Sektor batubara juga sebenernya mendapat angin yang sangat segar ketika pemerintah mulai menjalankan proyek listrik 35.000 MW. Faktanya saat ini 46% pembangkit listrik di Indonesia adalah PLTU, yang mana bahan bakarnya adalah batubara. Saya tidak terlalu ambil pusing sama angka 35.000 MW tadi, karena bagi banyak orang angka segitu sangatlah besar dan belum pernah ada sejarahnya di negeri ini, suatu era pemerintahan bisa membangun bahkan setengah dari 35.000 MW itu dalam waktu 5 tahun. Namun, kebutuhan listrik bakalan terus naik, dan pembangkit listrik juga mulai banyak di ground-breaking proyeknya, dimana banyak dari proyek-proyek itu basih berupa PLTU yang butuh batubara, meskipun belum tentu mencapai kapasitas 35.000 MW tadi.
Trus gimana sama urusan penggunaan energi terbarukan? ntar dulu deh kalo bicara itu. Dari dulu gembar-gembornya sama: 'Energi Terbarukan Akan Mendominasi', faktanya sampe sekarang gak jalan-jalan. Jangankan Tenaga Surya, tenaga Nuklir yang udah ditemukan sejak awal abad 20 aja, sampai saat ini ga ada dengungnya di negara ini. Kita hanya punya reaktor nuklir untuk kepentingan yang sangat terbatas.

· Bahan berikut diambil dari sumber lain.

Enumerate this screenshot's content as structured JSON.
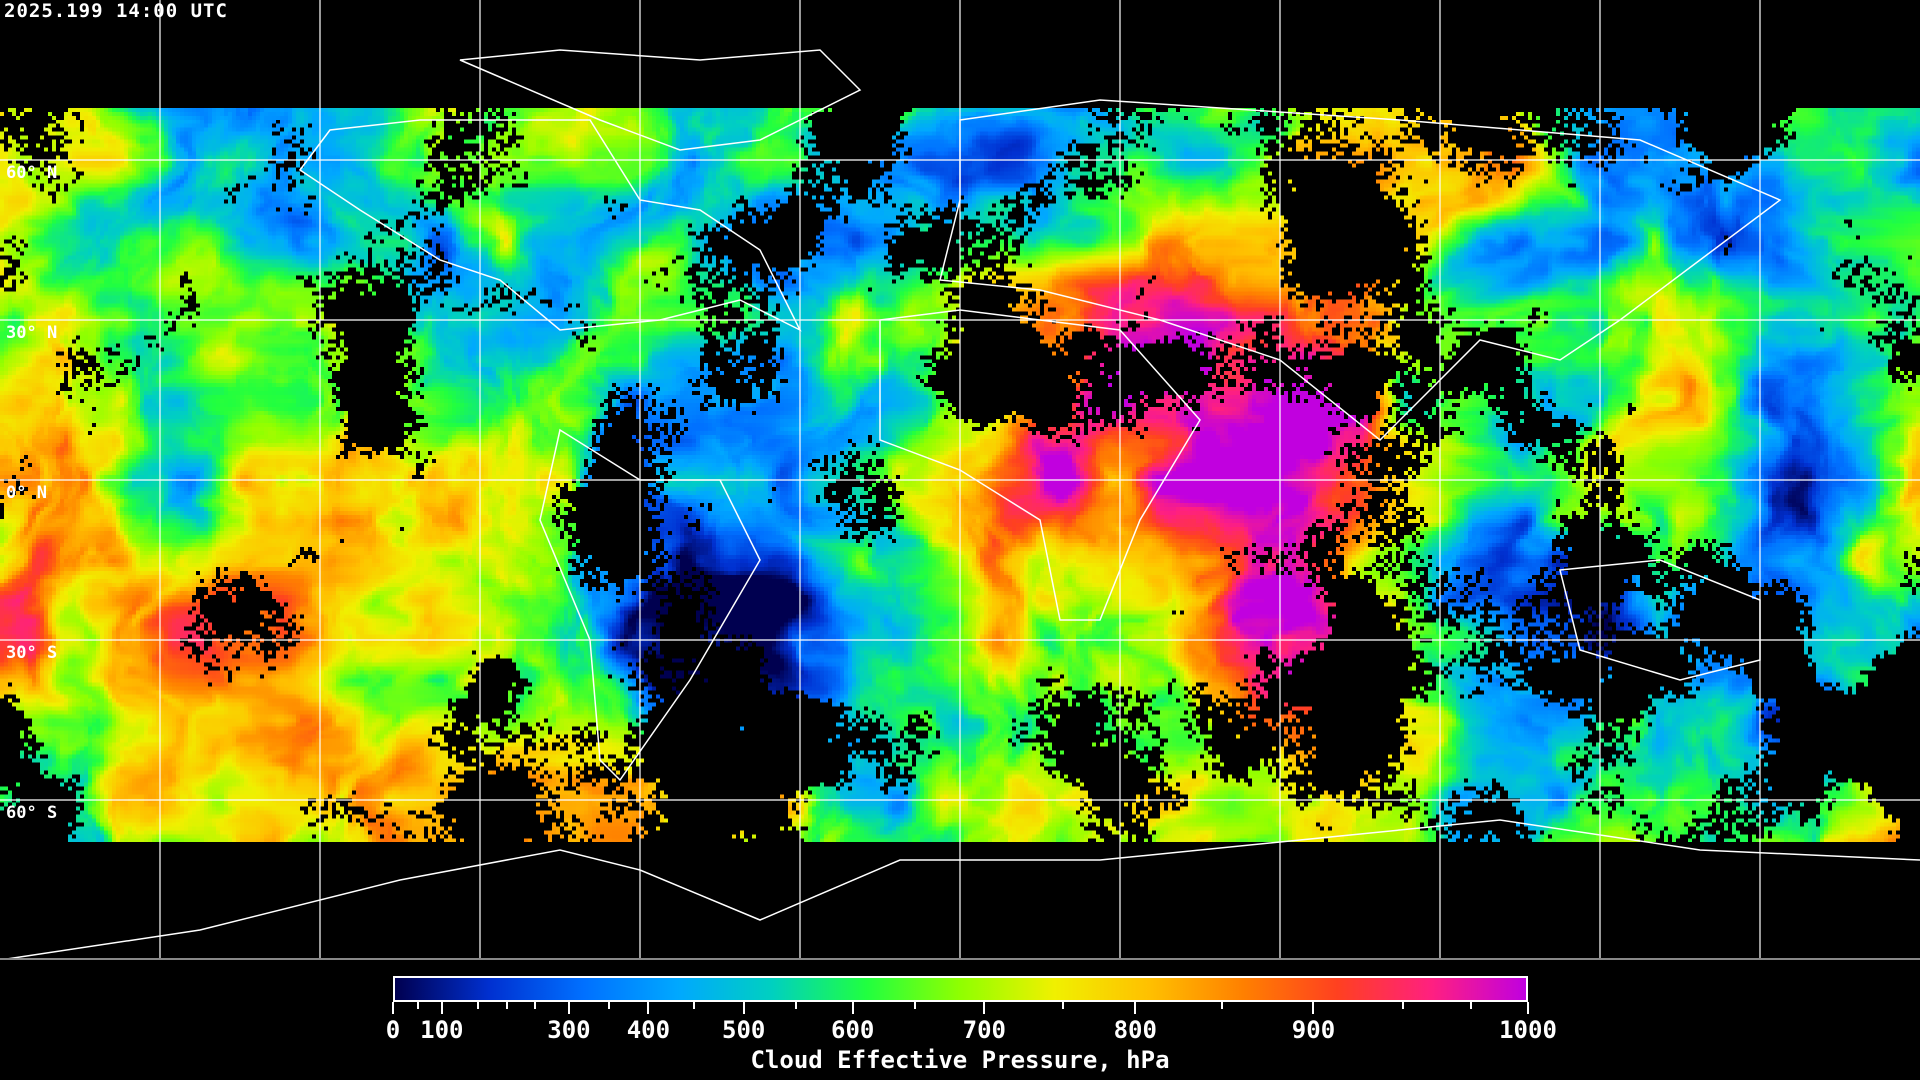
{
  "header": {
    "timestamp": "2025.199 14:00 UTC"
  },
  "map": {
    "projection": "equirectangular",
    "gridlines": true,
    "coastlines_color": "#ffffff",
    "latitude_labels": [
      "60° N",
      "30° N",
      "0° N",
      "30° S",
      "60° S"
    ]
  },
  "colorbar": {
    "title": "Cloud Effective Pressure, hPa",
    "tick_labels": [
      "0",
      "100",
      "300",
      "400",
      "500",
      "600",
      "700",
      "800",
      "900",
      "1000"
    ],
    "range": [
      0,
      1000
    ],
    "colors": [
      "#000050",
      "#0030d0",
      "#0070ff",
      "#00a8ff",
      "#00d0c0",
      "#20ff40",
      "#90ff00",
      "#f0f000",
      "#ffc000",
      "#ff8000",
      "#ff4020",
      "#ff2080",
      "#c000e0"
    ]
  }
}
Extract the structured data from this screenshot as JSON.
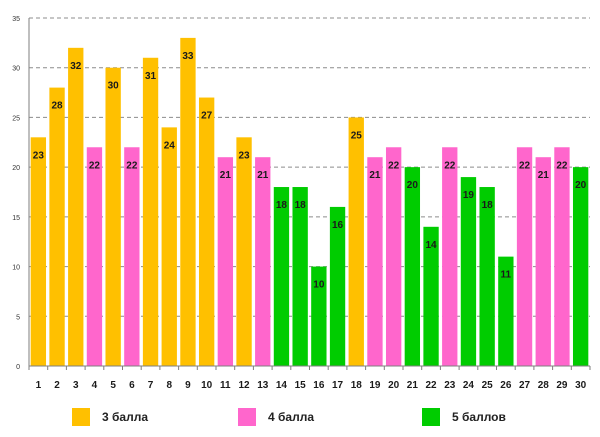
{
  "chart_data": {
    "type": "bar",
    "title": "",
    "xlabel": "",
    "ylabel": "",
    "ylim": [
      0,
      35
    ],
    "yticks": [
      0,
      5,
      10,
      15,
      20,
      25,
      30,
      35
    ],
    "grid": "horizontal dashed",
    "categories": [
      "1",
      "2",
      "3",
      "4",
      "5",
      "6",
      "7",
      "8",
      "9",
      "10",
      "11",
      "12",
      "13",
      "14",
      "15",
      "16",
      "17",
      "18",
      "19",
      "20",
      "21",
      "22",
      "23",
      "24",
      "25",
      "26",
      "27",
      "28",
      "29",
      "30"
    ],
    "values": [
      23,
      28,
      32,
      22,
      30,
      22,
      31,
      24,
      33,
      27,
      21,
      23,
      21,
      18,
      18,
      10,
      16,
      25,
      21,
      22,
      20,
      14,
      22,
      19,
      18,
      11,
      22,
      21,
      22,
      20
    ],
    "grades": [
      "3",
      "3",
      "3",
      "4",
      "3",
      "4",
      "3",
      "3",
      "3",
      "3",
      "4",
      "3",
      "4",
      "5",
      "5",
      "5",
      "5",
      "3",
      "4",
      "4",
      "5",
      "5",
      "4",
      "5",
      "5",
      "5",
      "4",
      "4",
      "4",
      "5"
    ],
    "colors": {
      "3": "#FFC000",
      "4": "#FF66CC",
      "5": "#00CC00"
    },
    "legend": [
      {
        "grade": "3",
        "label": "3 балла"
      },
      {
        "grade": "4",
        "label": "4 балла"
      },
      {
        "grade": "5",
        "label": "5 баллов"
      }
    ],
    "legend_position": "bottom"
  }
}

Selain emiten di sektor batubara tadi, emiten lain yang cukup menarik perhatian adalah PGAS (Perusahaan Gas Negara Tbk). Sama-sama bergerak di bidang komoditas, harganya juga anjlok dari 6000-an di akhir 2014 hingga saat ini di 3400-an, alias anjlok 42%. Namun bedanya adalah PGAS sampai saat ini lebih banyak bergerak di bidang Distribusi Gas, belum mendominasi di sektor Hulu nya. Untungnya, disaat kinerja laba bersih mereka menurun saat ini, mereka masih fokus untuk pengembangan infrastruktur distribusi gas, terutama untuk jaringan rumah tangga. Memang dapurnya siapa yang kompornya gak nyala meski saat krisis? Jadi tentu ini langkah yang baik. Dan, PGAS juga mulai berinvestasi di sektor hulu migas via anak usahanya, PT Saka Energi Indonesia.
Anjloknya harga saham PGAS bagi saya hanyalah sentimen saja. Perusahaan masih mencetak laba bersih, artinya ekuitas tetep naik meski melambat. Jadi aneh juga kalau ekuitas sejatinya naik tapi harga saham turun hanya karena prosentase laba bersihnya turun. Kan perusahaan tetap mencetak laba?
Mengenai emiten batubara mana yang paling layak di beli sahamnya, saya pikir sudah banyak dibahas di blog-blog investasi ternama di negeri ini, jadi cari sendiri ya.... hehe. Namun kriteria pencariannya bagi saya gampang kok. Yang penting hutang tidak lebih besar dari ekuitas, masih bisa mencetak laba (meskipun menurun), PBV dan PER rendah (Hampir semua emiten batubara memenuhi dua syarat ini), dan track record, tentu saja.
N.b: Untuk mempertanggung jawabkan isi blog ini, mulai minggu depan saya akan menampilkan screenshot dari software trading di laptop saya, menampilkan saham apa saja yang sedang saya pegang, tanggal awal saya memegang saham tersebut, harga rata-rata pembelian, serta prosentase kenaikan/penurunan harga. Saat ini saya belum bisa melakukannya karena sedang migrasi ke akun saya yang baru di perusahaan sekuritas.